O que o PIB diz sobre a saúde e o futuro da economia brasileira? Especialistas respondem

A economia brasileira confirmou os indícios de atividade aquecida no terceiro trimestre. Puxado pela demanda doméstica, o Produto Interno Bruto (PIB, valor de todos os produtos e serviços gerados na economia) teve expansão de 0,9% no terceiro trimestre deste ano, em comparação com o segundo, informou ontem o IBGE.

O resultado, próximo das projeções de mercado, reforçou a aposta em uma expansão em torno de 3,5% este ano. Os principais destaques foram o consumo das famílias e os investimentos.

No entanto, economistas alertam que esse ritmo de crescimento com demanda aquecida pode pressionar ainda mais a inflação, o que exigiria aumento maior dos juros pelo Banco Central para “esfriar” a atividade e, assim, segurar os preços.

A este cenário, somam-se as preocupações em torno do ajuste fiscal, já que a reação negativa do mercado ao pacote de corte de gastos levou o dólar ao patamar de R$ 6, outro fator de pressão sobre os índices de preços.

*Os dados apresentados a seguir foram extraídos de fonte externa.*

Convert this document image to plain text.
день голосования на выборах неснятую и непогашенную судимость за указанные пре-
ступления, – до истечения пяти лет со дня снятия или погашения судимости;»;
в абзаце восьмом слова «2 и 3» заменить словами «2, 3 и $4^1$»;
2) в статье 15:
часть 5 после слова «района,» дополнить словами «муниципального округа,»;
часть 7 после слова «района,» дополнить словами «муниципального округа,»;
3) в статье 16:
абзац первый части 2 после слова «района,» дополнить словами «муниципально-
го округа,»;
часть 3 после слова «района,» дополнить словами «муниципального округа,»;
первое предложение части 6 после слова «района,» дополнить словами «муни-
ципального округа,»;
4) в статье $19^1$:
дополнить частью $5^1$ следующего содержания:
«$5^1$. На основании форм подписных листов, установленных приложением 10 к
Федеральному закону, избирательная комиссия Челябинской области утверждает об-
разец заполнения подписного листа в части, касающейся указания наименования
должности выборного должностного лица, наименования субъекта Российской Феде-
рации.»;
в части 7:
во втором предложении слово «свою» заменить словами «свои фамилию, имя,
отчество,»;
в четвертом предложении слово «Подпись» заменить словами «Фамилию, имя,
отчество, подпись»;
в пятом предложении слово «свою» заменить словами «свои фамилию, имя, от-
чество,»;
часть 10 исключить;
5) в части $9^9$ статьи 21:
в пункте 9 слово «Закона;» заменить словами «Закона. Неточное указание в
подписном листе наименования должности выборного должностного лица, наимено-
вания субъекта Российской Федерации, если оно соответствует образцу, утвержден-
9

A taxa básica de juros (Selic) começou a subir em meados de setembro e, portanto, teve pouco impacto nos resultados do terceiro trimestre. Nesse período, o consumo das famílias avançou 1,5% ante o segundo trimestre (a 13ª alta seguida nessa comparação) e saltou 5,5% em relação ao período de julho a setembro do ano passado.

Nesse último tipo de comparação, já são 14 trimestres seguidos de alta, na maior sequência desde o ciclo de ampliação do poder de compra das famílias que durou mais de uma década, de 2003 até 2014, mostram os dados do IBGE.

E daqui pra frente?

Mas o que o PIB do terceiro trimestre diz sobre a saúde da economia brasileira e o que pode estar por vir? Os economistas concordam que o consumo deve continuar em alta e, com ele, o risco de inflação.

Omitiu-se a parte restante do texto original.